As priest one speaks the Word, yet the Word can still be hollow: not the words themselves, but how they are articulated. For the real judgment is when ". . .a priest empty of faith or love". . . . speaks the primordial word. "It is already a lie and a judgment upon a man, if he speaks what is not in him." As Rahner says:

To be true poet, according to Goethe, 'a God has given the power to say what he is experiencing', while others remain silent in their agony and in their bliss. That is the grace of the poet. ... The priest does not have it. Even if he speaks out of his innermost centre of his believing, loving heart filled with the Spirit, he is speaking the words of God.


The priest must call upon the poet both within himself and outside of himself. In this secular world, the Church must call upon all who speak the primordial word, the poets who live beyond the touch of the Church. Yet how can the Church call upon these poets? Only by opening up dialogue with the secular world, and this is difficult for the Church do. Since Vatican II the Catholic Church has addressed this issue of dialogue with the secular world at least on the surface. Today this dialogue is a must for Christians who need to find new ways to articulate or speak about God. It is these primordial words that the poet speaks that are words of longing for God in a godless world. The Church must dialogue with these poets. For the poet may be the priest of the present age. For as Rahner says:

The poet is driven forward by the transcendence of the spirit. He has already been overpowered secretly and quite unknown to himself by the longing which the grace of the Holy Spirit has implanted in the human heart. So he speaks words of longing even when he speaks of the flowers and of the love of two human hearts. His words of nostalgia are stretched out in longing for an unsurpassable fulfillment, for perfect love, for the definitive transfiguration of all reality.

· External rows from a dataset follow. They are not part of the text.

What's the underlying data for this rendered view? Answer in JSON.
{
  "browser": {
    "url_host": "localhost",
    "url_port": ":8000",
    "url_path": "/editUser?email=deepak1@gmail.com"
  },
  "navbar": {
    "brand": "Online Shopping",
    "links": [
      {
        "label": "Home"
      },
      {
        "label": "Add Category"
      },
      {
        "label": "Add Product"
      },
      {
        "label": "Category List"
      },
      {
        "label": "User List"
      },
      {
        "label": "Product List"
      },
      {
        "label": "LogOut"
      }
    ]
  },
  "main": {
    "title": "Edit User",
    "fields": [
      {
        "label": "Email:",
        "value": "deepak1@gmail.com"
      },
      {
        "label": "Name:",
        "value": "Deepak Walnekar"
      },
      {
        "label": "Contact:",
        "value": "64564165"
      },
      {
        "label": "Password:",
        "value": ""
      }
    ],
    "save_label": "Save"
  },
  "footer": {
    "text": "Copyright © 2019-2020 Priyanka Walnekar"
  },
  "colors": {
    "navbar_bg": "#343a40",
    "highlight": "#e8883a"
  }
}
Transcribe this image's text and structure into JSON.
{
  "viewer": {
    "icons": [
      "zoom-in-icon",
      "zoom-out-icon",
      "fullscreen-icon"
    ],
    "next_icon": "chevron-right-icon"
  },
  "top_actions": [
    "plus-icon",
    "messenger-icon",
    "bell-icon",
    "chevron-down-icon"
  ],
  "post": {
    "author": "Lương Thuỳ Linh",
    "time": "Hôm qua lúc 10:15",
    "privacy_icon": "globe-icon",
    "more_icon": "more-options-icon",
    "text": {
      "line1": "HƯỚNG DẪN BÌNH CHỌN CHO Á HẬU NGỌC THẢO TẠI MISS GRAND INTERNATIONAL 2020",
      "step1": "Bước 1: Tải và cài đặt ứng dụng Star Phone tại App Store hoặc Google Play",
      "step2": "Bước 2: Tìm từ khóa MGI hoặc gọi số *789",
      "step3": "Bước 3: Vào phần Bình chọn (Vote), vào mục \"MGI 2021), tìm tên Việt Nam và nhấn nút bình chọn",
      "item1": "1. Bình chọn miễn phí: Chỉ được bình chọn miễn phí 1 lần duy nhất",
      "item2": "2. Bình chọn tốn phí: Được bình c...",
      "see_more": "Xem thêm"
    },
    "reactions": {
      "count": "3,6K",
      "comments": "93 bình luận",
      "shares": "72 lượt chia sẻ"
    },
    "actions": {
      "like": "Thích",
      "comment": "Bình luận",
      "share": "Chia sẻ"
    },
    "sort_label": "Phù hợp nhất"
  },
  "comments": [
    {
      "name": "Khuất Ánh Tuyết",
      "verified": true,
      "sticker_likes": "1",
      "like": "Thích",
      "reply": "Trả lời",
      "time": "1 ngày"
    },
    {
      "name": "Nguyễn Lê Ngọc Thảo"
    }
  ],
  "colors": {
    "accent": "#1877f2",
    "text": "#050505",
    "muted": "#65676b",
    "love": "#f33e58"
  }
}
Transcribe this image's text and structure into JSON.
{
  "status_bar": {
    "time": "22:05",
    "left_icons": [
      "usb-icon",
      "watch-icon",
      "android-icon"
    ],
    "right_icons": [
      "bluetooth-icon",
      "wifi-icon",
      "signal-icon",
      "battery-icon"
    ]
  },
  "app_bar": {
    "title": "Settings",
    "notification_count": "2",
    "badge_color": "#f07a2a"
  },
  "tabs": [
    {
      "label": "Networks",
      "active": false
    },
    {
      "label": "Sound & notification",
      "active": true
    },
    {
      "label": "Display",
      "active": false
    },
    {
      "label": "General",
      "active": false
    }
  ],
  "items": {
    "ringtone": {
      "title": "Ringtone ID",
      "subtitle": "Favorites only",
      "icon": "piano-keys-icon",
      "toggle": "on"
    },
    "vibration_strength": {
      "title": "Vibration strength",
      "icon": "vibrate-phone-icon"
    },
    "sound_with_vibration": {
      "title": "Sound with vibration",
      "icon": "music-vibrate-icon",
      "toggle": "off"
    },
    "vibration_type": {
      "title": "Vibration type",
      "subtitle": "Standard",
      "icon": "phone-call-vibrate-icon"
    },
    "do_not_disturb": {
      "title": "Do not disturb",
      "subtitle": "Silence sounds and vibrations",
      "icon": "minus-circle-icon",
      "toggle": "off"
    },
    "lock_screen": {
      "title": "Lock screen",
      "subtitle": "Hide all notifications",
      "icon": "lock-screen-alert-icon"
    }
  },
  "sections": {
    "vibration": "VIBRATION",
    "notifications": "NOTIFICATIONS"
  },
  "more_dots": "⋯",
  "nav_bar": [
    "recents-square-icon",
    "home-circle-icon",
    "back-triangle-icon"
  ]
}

Two key issues in this article - the Hiddenness of God and the role of poetry in the exploration of the Unknown - are found within the works of Karl Rahner. He has shown us that by nature finite humankind can never understand or comprehend the infinite. The Infinite must remain a mystery, in fact the ultimate mystery. We as humans can try to fathom the depths of God, but that only leads to frustration. 'God is God' has to remain the ultimate statement on God. Yet one person comes closest to speaking of those depths, namely, the poet. To the poet is entrusted the ultimate words, the primordial words. It is the poet who speaks from his being, from his heart. It is the true poet who speaks to us of God. For Rahner, the ultimate spokesperson would be a poet who was a priest, or a priest who is also a poet. As Rahner says:

At first sight it might be thought that the poet and priest can make contact by one of them uttering the (poetic) question, and the other the (divine) answer. Question and answer, poet and priest, would thus live from each other. But now, supposing that the priest proclaiming, the theologian in the full sense, himself becomes a poet, in order to communicate perfectly his message from above? Supposing that the poet, happily satisfied by the answer he has perceived to his question, himself tells what he hears? Supposing that this happens:then - and what a blessed though rare occurrence - the priest becomes the poet and the poet becomes a priest. Such fortune is rare. If it happened often, there would be too much radiant beauty for our hearts. Even Scripture, the very words of God, only seldom speak in poetry. But occasionally it may happen. Then it is grace. It proclaims that everything is redeemed. The primordial words of man, transmuted by the Spirit of God, are allowed to become words of God, because a poet has become a priest.

But not a priest in the Roman sacramental tradition sense or even in the popular religious sense of the word, but rather in the secular sense of priest. A person who speaks for the people. The poet/ priest's poetry is mystery and speaks of Mystery. It takes us beyond ourselves, often by taking us into ourselves, but ultimately to the Incomprehensible. The poet is the spokesperson for the Hidden God.